One of the most important enzymes for protection from oxidative damage by free radicals is catalase. This enzyme contains four Fe-containing heme groups that allow reaction with hydrogen peroxide to form water and oxygen. Therefore, dietary deficiencies of Cu, Zn, Mn, and Fe markedly decrease enzymatic antioxidant activities and result in oxidative damage and mitochondrial dysfunction. As such, an important way to balance oxidative damage and antioxidant defense in animals is to optimize the dietary intake of trace minerals.

Despite the importance of trace minerals to the animal, they are often supplemented in an inorganic form—like sulfates or oxides. This makes them easy to produce and inexpensive to administer, but this frugality comes with disadvantages. Inorganic trace minerals—especially sulfates—easily dissociate in the upper gastrointestinal tract. The released free metal ions can form insoluble complexes with other dietary components or compete for transport mechanisms at the intestinal wall. As a result, trace minerals are often supplemented in diets at concentrations well above those required by the animal. This results in a high amount of unabsorbed trace minerals excreted in the feces, potentially contaminating the environment. As such, these extremely high concentrations are no longer permitted in feeds in some regions, like the EU.

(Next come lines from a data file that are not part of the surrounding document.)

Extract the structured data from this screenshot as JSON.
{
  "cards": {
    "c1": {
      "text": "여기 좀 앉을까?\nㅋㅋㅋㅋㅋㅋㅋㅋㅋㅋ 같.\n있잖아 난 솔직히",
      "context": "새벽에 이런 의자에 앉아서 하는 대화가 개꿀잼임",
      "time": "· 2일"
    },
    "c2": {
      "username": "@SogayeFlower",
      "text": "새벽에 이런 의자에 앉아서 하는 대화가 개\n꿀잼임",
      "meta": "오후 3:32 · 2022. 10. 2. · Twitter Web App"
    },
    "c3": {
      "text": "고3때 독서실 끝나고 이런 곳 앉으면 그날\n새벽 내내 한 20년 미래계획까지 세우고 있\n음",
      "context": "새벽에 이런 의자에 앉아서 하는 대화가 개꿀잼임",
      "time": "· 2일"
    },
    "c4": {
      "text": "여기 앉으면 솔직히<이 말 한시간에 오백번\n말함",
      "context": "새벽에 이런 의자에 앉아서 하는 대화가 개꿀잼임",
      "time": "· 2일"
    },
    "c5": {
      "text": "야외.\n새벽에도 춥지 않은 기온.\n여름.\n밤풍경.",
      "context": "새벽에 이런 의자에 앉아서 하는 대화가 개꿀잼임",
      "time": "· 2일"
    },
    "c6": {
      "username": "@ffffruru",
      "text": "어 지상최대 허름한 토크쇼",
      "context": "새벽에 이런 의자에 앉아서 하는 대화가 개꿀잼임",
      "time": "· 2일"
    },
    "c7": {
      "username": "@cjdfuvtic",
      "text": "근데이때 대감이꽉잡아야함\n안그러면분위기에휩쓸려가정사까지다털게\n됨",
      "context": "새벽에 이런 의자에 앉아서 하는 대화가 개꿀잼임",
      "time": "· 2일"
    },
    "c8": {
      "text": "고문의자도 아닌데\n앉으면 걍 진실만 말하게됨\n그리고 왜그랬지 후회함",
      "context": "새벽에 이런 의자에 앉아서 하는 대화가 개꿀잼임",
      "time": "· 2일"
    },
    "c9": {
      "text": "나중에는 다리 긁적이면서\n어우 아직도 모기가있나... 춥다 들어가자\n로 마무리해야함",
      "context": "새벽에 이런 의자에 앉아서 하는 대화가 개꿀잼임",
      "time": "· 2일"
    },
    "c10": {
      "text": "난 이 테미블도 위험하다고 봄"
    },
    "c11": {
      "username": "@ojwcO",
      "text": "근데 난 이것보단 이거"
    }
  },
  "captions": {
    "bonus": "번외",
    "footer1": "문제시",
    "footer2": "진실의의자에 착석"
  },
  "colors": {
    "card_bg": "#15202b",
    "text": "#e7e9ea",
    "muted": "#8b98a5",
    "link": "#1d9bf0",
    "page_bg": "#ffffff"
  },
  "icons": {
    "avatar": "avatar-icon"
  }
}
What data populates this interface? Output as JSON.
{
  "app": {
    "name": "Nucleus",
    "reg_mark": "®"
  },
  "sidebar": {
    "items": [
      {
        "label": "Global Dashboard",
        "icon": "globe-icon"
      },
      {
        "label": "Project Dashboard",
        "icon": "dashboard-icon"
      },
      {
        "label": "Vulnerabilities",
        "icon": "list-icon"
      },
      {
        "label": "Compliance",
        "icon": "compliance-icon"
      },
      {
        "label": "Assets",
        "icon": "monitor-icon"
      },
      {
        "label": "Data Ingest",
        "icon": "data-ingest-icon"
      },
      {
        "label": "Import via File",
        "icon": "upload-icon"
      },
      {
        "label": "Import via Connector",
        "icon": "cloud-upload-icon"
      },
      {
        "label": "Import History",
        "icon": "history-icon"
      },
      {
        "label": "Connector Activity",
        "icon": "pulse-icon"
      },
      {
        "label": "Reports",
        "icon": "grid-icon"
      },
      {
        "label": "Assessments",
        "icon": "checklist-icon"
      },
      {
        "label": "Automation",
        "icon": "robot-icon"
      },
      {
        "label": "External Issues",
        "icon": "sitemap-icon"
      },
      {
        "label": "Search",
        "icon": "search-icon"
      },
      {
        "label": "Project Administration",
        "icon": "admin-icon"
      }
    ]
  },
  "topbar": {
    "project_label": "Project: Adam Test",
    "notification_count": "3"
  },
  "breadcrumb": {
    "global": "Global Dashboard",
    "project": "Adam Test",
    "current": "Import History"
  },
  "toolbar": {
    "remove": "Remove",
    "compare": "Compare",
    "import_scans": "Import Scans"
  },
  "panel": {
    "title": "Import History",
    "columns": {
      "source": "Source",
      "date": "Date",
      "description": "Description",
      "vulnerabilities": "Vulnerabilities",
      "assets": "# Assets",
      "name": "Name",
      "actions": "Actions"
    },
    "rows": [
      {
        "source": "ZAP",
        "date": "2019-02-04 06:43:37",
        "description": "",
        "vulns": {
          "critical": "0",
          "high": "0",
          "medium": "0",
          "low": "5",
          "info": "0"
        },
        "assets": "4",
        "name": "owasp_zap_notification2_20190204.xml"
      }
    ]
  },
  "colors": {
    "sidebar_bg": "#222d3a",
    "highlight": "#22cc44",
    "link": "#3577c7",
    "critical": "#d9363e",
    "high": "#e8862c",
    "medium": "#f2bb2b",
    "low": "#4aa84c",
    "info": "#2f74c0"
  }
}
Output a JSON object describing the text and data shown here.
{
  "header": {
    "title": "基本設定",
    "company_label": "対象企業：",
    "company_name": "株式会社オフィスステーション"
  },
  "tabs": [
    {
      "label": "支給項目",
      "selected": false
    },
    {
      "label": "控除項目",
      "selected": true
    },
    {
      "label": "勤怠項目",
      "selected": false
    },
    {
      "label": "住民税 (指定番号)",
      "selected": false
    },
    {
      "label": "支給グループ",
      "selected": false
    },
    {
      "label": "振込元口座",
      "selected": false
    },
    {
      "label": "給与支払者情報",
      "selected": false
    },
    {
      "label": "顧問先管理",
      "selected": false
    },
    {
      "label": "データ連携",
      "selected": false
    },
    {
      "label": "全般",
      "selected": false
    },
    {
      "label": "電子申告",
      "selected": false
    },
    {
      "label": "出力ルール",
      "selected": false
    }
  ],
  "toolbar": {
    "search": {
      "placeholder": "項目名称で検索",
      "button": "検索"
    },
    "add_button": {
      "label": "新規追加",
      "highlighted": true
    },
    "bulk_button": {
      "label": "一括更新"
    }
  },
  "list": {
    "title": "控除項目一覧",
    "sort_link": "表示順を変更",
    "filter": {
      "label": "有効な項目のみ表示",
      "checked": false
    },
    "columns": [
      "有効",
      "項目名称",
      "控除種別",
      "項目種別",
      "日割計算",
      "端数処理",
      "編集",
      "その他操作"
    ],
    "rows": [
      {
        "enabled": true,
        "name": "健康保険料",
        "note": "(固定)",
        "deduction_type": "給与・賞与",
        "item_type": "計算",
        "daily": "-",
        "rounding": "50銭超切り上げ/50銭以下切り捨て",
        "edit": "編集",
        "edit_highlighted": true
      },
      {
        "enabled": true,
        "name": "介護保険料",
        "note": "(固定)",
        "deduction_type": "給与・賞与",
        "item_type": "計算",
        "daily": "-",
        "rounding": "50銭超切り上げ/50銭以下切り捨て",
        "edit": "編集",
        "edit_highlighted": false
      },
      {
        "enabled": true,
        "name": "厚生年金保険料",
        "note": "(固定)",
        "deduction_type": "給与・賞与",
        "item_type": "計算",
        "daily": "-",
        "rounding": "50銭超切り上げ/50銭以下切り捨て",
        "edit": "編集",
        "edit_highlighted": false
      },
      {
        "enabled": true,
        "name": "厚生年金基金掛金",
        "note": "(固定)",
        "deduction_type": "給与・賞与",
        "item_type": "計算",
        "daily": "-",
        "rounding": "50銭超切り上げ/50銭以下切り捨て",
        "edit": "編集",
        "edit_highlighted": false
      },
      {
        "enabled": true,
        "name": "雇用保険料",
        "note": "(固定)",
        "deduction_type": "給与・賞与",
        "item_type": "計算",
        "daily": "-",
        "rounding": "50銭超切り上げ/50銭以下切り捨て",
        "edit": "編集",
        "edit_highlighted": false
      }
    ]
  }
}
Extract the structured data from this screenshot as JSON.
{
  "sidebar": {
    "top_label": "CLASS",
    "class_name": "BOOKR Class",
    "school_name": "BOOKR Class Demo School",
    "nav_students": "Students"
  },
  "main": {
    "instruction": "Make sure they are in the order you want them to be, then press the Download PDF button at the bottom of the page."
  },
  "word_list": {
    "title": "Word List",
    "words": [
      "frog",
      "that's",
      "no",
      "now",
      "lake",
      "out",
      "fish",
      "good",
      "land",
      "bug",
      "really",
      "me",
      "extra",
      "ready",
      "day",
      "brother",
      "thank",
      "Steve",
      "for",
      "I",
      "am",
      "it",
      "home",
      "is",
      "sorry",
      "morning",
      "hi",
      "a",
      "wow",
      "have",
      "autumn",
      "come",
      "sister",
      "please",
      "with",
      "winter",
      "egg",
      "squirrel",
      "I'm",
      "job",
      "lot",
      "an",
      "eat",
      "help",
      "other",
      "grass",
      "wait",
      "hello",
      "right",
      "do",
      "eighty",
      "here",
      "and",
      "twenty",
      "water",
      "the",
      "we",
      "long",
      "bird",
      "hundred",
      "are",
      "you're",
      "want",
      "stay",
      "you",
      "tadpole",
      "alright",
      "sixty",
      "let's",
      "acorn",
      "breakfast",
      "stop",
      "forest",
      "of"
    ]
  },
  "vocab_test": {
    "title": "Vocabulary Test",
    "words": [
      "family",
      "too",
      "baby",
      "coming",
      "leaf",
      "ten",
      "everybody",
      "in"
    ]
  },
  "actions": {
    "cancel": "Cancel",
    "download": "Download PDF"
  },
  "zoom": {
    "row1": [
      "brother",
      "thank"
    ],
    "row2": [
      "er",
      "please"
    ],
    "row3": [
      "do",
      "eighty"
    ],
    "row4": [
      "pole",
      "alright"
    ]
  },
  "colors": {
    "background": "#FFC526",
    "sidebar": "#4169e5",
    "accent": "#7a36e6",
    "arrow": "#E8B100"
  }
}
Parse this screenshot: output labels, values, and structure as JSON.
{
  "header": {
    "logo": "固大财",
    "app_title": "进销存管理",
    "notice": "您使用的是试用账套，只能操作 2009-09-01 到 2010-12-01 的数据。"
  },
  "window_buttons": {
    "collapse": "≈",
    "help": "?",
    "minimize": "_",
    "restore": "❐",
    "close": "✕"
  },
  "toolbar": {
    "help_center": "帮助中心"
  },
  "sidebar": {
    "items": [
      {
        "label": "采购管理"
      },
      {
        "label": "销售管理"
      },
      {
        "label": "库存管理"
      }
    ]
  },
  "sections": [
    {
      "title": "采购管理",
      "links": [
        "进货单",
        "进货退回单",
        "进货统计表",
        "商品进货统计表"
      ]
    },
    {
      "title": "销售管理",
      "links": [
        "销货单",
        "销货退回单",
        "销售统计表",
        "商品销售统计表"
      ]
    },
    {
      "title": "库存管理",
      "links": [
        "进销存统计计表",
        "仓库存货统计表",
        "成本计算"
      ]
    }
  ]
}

Organically bound trace minerals, in contrast—typically called chelates—are trace minerals bound, for example, to a single amino acid or small peptide from hydrolyzed soy protein. Chelates have higher binding strength and are therefore better protected against antagonistic effects in the intestine. As a result, trace minerals are better absorbable and metabolizable, with a direct impact on the animal’s health, well-being, and productivity. E.C.O.Trace^® trace minerals are organically bound to the amino acid glycine with numerous advantages over inorganic trace minerals. E.C.O.Trace^® glycinates have been successfully used in feeding high-performance animals for over 15 years and the superior absorption of E.C.O.Trace^® minerals over inorganic sulfates has been demonstrated in scientific studies. We have extensive experience in organically bound trace minerals—contact us to find out how E.C.O.Trace^® glycinates can benefit your animals and your business.

Trace minerals can only provide nutritional value to the animal when they are absorbed. It is not only sufficient to have the correct amount of trace minerals but also the source of trace minerals matters greatly. This is especially important in today’s animal production environment, where the pressure continues to increase to raise healthy animals with less waste.